Methods: We used a well-established mouse model of KD vasculitis that reproduces the cardiovascular lesions observed in KD patients. Gut microbiota composition was characterized using 16S rRNA gene sequencing and circulating TMAO levels were measured in serum by liquid chromatography with tandem mass spectrometry (LC-MS-MS). Published datasets from patients with acute KD were reanalyzed to assess enrichment for TMA-producing bacteria. Mechanistic studies included in vitro stimulation of bone marrow-derived macrophages with TMAO, quantification of IL-1β production, and immunofluorescence of vascular tissue sections to quantify macrophages with caspase-1 activity and reactive oxygen species (ROS). The TMAO pathway was modulated in vivo in mice by genetic deletion of the TMAO-producing enzyme flavin-containing monooxygenase 3 (Fmo3) and by pharmacological inhibition with indole-3 carbinol (I3C; an FMO3 inhibitor) or with the trimethylamine (TMA)-lyase inhibitors, 3,3-dimethyl butanol (DMB) and fluoromethylcholine (FMC).

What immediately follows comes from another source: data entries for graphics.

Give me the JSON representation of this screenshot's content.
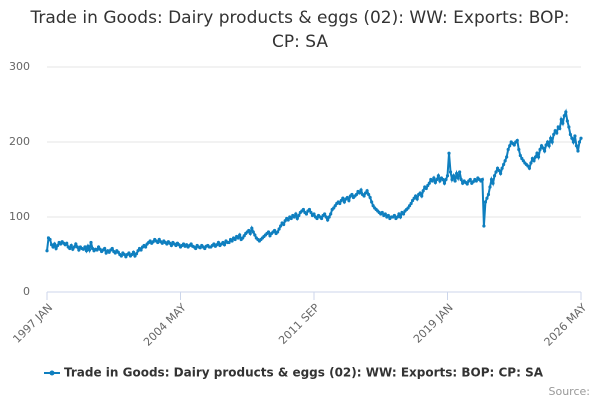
{
  "chart_data": {
    "type": "line",
    "title": "Trade in Goods: Dairy products & eggs (02): WW: Exports: BOP: CP: SA",
    "source": "Source:",
    "categories": [
      "1997 JAN",
      null,
      null,
      null,
      null,
      null,
      null,
      null,
      null,
      null,
      null,
      null,
      null,
      null,
      null,
      null,
      null,
      null,
      null,
      null,
      null,
      null,
      null,
      null,
      null,
      null,
      null,
      null,
      null,
      null,
      null,
      null,
      null,
      null,
      null,
      null,
      null,
      null,
      null,
      null,
      null,
      null,
      null,
      null,
      null,
      null,
      null,
      null,
      null,
      null,
      null,
      null,
      null,
      null,
      null,
      null,
      null,
      null,
      null,
      null,
      null,
      null,
      null,
      null,
      null,
      null,
      null,
      null,
      null,
      null,
      null,
      null,
      null,
      null,
      null,
      null,
      null,
      null,
      null,
      null,
      null,
      null,
      null,
      null,
      null,
      null,
      null,
      null,
      "2004 MAY",
      null,
      null,
      null,
      null,
      null,
      null,
      null,
      null,
      null,
      null,
      null,
      null,
      null,
      null,
      null,
      null,
      null,
      null,
      null,
      null,
      null,
      null,
      null,
      null,
      null,
      null,
      null,
      null,
      null,
      null,
      null,
      null,
      null,
      null,
      null,
      null,
      null,
      null,
      null,
      null,
      null,
      null,
      null,
      null,
      null,
      null,
      null,
      null,
      null,
      null,
      null,
      null,
      null,
      null,
      null,
      null,
      null,
      null,
      null,
      null,
      null,
      null,
      null,
      null,
      null,
      null,
      null,
      null,
      null,
      null,
      null,
      null,
      null,
      null,
      null,
      null,
      null,
      null,
      null,
      null,
      null,
      null,
      null,
      null,
      null,
      null,
      null,
      "2011 SEP",
      null,
      null,
      null,
      null,
      null,
      null,
      null,
      null,
      null,
      null,
      null,
      null,
      null,
      null,
      null,
      null,
      null,
      null,
      null,
      null,
      null,
      null,
      null,
      null,
      null,
      null,
      null,
      null,
      null,
      null,
      null,
      null,
      null,
      null,
      null,
      null,
      null,
      null,
      null,
      null,
      null,
      null,
      null,
      null,
      null,
      null,
      null,
      null,
      null,
      null,
      null,
      null,
      null,
      null,
      null,
      null,
      null,
      null,
      null,
      null,
      null,
      null,
      null,
      null,
      null,
      null,
      null,
      null,
      null,
      null,
      null,
      null,
      null,
      null,
      null,
      null,
      null,
      null,
      null,
      null,
      null,
      null,
      null,
      null,
      null,
      null,
      null,
      "2019 JAN",
      null,
      null,
      null,
      null,
      null,
      null,
      null,
      null,
      null,
      null,
      null,
      null,
      null,
      null,
      null,
      null,
      null,
      null,
      null,
      null,
      null,
      null,
      null,
      null,
      null,
      null,
      null,
      null,
      null,
      null,
      null,
      null,
      null,
      null,
      null,
      null,
      null,
      null,
      null,
      null,
      null,
      null,
      null,
      null,
      null,
      null,
      null,
      null,
      null,
      null,
      null,
      null,
      null,
      null,
      null,
      null,
      null,
      null,
      null,
      null,
      null,
      null,
      null,
      null,
      null,
      null,
      null,
      null,
      null,
      null,
      null,
      null,
      null,
      null,
      null,
      null,
      null,
      null,
      null,
      null,
      null,
      null,
      null,
      null,
      null,
      null,
      null,
      "2026 MAY"
    ],
    "series": [
      {
        "name": "Trade in Goods: Dairy products & eggs (02): WW: Exports: BOP: CP: SA",
        "color": "#0f7fbf",
        "values": [
          55,
          72,
          70,
          63,
          60,
          64,
          58,
          62,
          66,
          64,
          67,
          65,
          63,
          65,
          60,
          58,
          62,
          57,
          60,
          64,
          60,
          56,
          60,
          58,
          57,
          60,
          55,
          61,
          56,
          66,
          58,
          55,
          57,
          56,
          60,
          57,
          54,
          56,
          58,
          52,
          55,
          53,
          56,
          58,
          54,
          52,
          55,
          53,
          50,
          48,
          52,
          50,
          47,
          50,
          52,
          48,
          50,
          53,
          48,
          51,
          55,
          58,
          56,
          60,
          62,
          60,
          64,
          66,
          68,
          65,
          67,
          70,
          68,
          66,
          70,
          67,
          65,
          68,
          66,
          64,
          67,
          65,
          62,
          66,
          64,
          62,
          65,
          63,
          60,
          62,
          64,
          61,
          63,
          60,
          62,
          64,
          61,
          60,
          58,
          62,
          60,
          59,
          62,
          60,
          58,
          61,
          62,
          60,
          60,
          62,
          64,
          61,
          63,
          66,
          62,
          64,
          66,
          63,
          68,
          66,
          66,
          70,
          68,
          72,
          70,
          74,
          72,
          76,
          70,
          72,
          75,
          78,
          80,
          82,
          78,
          85,
          80,
          76,
          72,
          70,
          68,
          70,
          72,
          74,
          76,
          78,
          80,
          75,
          78,
          80,
          82,
          78,
          80,
          84,
          88,
          92,
          90,
          95,
          98,
          96,
          100,
          98,
          102,
          100,
          104,
          98,
          102,
          106,
          108,
          110,
          106,
          104,
          108,
          110,
          106,
          102,
          104,
          100,
          98,
          102,
          100,
          98,
          102,
          104,
          100,
          96,
          100,
          104,
          110,
          112,
          115,
          118,
          120,
          118,
          122,
          125,
          120,
          124,
          126,
          122,
          128,
          130,
          126,
          128,
          130,
          134,
          132,
          136,
          130,
          128,
          132,
          135,
          130,
          126,
          120,
          115,
          112,
          110,
          108,
          106,
          104,
          106,
          102,
          104,
          100,
          102,
          98,
          100,
          100,
          102,
          98,
          100,
          104,
          100,
          106,
          104,
          108,
          110,
          112,
          115,
          118,
          122,
          125,
          128,
          124,
          130,
          132,
          128,
          135,
          140,
          138,
          142,
          145,
          150,
          148,
          152,
          146,
          150,
          155,
          148,
          152,
          150,
          145,
          150,
          155,
          185,
          160,
          150,
          155,
          148,
          158,
          152,
          160,
          150,
          145,
          148,
          146,
          144,
          148,
          150,
          145,
          147,
          150,
          148,
          152,
          150,
          148,
          150,
          88,
          120,
          125,
          130,
          140,
          150,
          145,
          155,
          160,
          165,
          162,
          158,
          165,
          170,
          175,
          180,
          190,
          195,
          200,
          198,
          196,
          200,
          202,
          190,
          182,
          178,
          175,
          172,
          170,
          168,
          165,
          172,
          178,
          175,
          180,
          185,
          180,
          190,
          195,
          192,
          188,
          196,
          200,
          195,
          205,
          200,
          210,
          215,
          212,
          220,
          218,
          230,
          225,
          235,
          240,
          228,
          220,
          210,
          205,
          200,
          208,
          195,
          188,
          200,
          205
        ]
      }
    ],
    "ylim": [
      0,
      300
    ],
    "yticks": [
      0,
      100,
      200,
      300
    ],
    "grid": true
  }
}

Results: Mice developing KD-like vascular inflammation showed enrichment for Proteobacteria capable of generating TMA, a TMAO precursor, and elevated circulating TMAO levels. Reanalysis of gut microbiota datasets from patients with acute KD similarly revealed increased abundance of TMA-generating bacteria. Mechanistically, TMAO stimulation of macrophages in vitro enhanced their NLRP3 inflammasome activation and interleukin (IL)-1β production. In vivo, genetic deletion of the TMAO-producing enzyme Fmo3 attenuated the severity of vascular inflammation. Furthermore, pharmacological blockade of the TMAO pathway in mice, targeting either microbial TMA generation with DMB or FMC, or FMO3 with I3C, reduced the development of cardiovascular lesions. Mechanistically, these interventions were associated with significant reductions in ROS production and decreased infiltration of IL-1β-producing macrophages into cardiovascular lesions.

Conclusions: Microbiota-derived TMAO amplifies vascular inflammation in mice. Blockade of the TMAO pathway mitigated macrophage inflammasome activation, oxidative stress, and the development of cardiovascular lesions in mice. These findings define a novel gut-metabolite-immune axis during KD and indicate that targeting the TMAO pathway may have therapeutic value.